To his critics, Mayor Bloomberg's initiatives aimed at decreasing smoking, increasing active lifestyles, and tackling obesity add up to the creation of a "Nanny State". A new article challenges the critics by framing him as a public health pioneer.
A vote this week to raise the legal age to purchase tobacco from 18 to 21 in New York City is the latest (and perhaps last) in a long list of initiatives advanced by Mayor Michael Bloomberg to improve public health.

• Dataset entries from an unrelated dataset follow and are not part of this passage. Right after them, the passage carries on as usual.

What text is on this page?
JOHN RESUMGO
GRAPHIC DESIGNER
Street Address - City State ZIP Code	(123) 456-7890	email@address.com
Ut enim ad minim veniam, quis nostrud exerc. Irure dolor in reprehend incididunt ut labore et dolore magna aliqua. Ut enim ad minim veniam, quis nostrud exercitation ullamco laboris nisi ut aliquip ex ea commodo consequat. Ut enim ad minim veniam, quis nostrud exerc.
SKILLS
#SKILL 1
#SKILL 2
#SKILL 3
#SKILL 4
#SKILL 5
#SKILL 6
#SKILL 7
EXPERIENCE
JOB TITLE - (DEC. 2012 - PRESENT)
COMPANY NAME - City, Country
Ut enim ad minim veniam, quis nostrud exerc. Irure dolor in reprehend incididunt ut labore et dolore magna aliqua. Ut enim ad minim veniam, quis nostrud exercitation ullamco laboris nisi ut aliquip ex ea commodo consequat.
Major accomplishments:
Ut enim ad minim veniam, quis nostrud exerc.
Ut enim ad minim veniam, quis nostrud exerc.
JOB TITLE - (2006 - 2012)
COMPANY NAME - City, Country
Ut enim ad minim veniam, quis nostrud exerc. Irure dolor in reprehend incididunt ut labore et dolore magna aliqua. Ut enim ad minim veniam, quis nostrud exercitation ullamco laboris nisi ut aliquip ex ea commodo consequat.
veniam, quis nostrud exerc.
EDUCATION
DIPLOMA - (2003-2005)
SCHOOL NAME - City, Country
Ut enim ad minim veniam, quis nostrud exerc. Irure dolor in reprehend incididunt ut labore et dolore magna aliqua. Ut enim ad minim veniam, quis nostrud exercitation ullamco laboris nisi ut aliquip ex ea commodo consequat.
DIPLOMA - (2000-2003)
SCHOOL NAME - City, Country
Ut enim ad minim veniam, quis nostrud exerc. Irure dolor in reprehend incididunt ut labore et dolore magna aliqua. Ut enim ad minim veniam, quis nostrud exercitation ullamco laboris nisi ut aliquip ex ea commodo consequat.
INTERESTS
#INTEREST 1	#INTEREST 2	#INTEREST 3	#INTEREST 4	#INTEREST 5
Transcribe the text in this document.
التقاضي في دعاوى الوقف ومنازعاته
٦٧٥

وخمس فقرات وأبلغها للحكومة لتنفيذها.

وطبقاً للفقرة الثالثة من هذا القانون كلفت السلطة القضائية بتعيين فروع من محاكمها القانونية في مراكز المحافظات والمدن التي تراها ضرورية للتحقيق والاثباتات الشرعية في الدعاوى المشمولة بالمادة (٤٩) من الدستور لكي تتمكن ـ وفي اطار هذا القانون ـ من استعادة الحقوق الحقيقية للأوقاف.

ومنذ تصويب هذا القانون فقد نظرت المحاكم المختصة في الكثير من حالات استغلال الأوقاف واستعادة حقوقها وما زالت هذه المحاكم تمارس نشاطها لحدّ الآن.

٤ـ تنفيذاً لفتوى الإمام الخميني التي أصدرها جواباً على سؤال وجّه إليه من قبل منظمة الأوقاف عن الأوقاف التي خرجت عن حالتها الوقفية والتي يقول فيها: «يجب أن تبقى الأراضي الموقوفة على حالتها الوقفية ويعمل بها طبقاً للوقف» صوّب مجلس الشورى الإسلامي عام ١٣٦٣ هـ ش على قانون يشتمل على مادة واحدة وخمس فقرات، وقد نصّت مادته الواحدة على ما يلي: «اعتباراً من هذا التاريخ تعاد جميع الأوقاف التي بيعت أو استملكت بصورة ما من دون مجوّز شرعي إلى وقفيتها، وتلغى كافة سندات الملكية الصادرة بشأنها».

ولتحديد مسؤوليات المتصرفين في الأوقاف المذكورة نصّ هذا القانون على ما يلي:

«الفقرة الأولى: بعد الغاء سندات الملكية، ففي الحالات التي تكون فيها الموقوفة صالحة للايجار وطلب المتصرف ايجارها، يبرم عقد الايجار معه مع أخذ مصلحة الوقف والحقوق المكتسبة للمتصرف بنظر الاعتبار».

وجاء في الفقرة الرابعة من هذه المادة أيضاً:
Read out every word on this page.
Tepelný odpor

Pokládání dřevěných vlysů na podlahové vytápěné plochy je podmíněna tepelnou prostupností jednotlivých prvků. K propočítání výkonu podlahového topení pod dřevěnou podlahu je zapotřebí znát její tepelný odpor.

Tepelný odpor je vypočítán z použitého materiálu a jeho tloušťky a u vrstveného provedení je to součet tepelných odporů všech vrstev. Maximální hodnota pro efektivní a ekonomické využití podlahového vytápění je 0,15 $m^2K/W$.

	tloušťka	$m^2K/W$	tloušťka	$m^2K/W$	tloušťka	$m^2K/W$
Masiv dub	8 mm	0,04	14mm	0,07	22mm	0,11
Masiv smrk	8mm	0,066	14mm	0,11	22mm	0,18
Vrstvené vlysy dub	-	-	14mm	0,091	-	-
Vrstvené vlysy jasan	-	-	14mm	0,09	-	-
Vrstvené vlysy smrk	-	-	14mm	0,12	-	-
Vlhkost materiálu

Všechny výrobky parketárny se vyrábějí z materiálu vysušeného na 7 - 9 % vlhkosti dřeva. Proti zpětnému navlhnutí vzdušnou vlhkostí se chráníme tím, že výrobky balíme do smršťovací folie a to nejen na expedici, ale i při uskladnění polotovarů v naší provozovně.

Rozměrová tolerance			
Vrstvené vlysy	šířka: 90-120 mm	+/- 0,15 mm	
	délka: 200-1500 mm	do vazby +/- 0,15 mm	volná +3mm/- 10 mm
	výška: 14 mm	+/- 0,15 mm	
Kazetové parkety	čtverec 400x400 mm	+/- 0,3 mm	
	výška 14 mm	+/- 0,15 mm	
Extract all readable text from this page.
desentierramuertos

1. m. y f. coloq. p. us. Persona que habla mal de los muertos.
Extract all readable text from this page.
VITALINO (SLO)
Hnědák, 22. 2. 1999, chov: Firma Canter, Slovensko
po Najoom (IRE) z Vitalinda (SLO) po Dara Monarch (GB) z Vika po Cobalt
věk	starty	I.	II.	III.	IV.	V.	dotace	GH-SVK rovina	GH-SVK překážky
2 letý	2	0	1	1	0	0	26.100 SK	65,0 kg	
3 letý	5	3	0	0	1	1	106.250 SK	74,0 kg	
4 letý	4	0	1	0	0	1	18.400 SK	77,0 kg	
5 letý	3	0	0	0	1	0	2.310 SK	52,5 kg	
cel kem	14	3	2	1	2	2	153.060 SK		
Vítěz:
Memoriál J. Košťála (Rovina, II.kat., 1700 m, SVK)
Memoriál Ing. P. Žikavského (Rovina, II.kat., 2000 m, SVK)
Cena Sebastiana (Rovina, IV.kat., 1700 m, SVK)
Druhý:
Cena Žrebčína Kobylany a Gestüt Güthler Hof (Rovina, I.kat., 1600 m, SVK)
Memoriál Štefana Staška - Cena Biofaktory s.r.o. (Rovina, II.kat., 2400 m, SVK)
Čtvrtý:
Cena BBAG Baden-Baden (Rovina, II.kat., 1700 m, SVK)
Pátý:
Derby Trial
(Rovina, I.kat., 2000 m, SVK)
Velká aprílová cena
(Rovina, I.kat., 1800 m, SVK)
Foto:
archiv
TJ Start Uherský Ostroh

"Every one of these tactics has been hotly contested, along some common themes," writes Emily Badger. "The science is inconclusive. The city is infringing on personal freedom. Bloomberg himself has become an excessive meddler. His initiatives open the door to even greater government intrusion. And these reforms trample the rights not just of residents and consumers and low-income minority communities, but also of the companies that sell products to them."
"Now, as a counterpoint, here is a radically different argument: Bloomberg has been a pioneer of a new kind of public health that aims at the risk factors for lifestyle-related diseases that are now a greater threat in the U.S. than infectious ones," she continues. "This is the argument of Lawrence O. Gostin, a bioethicist and Georgetown professor who's written a methodical (and well-timed) take-down of Bloomberg's critics in the Hastings Center Report, a journal on the ethical, legal and social sides of medicine and health."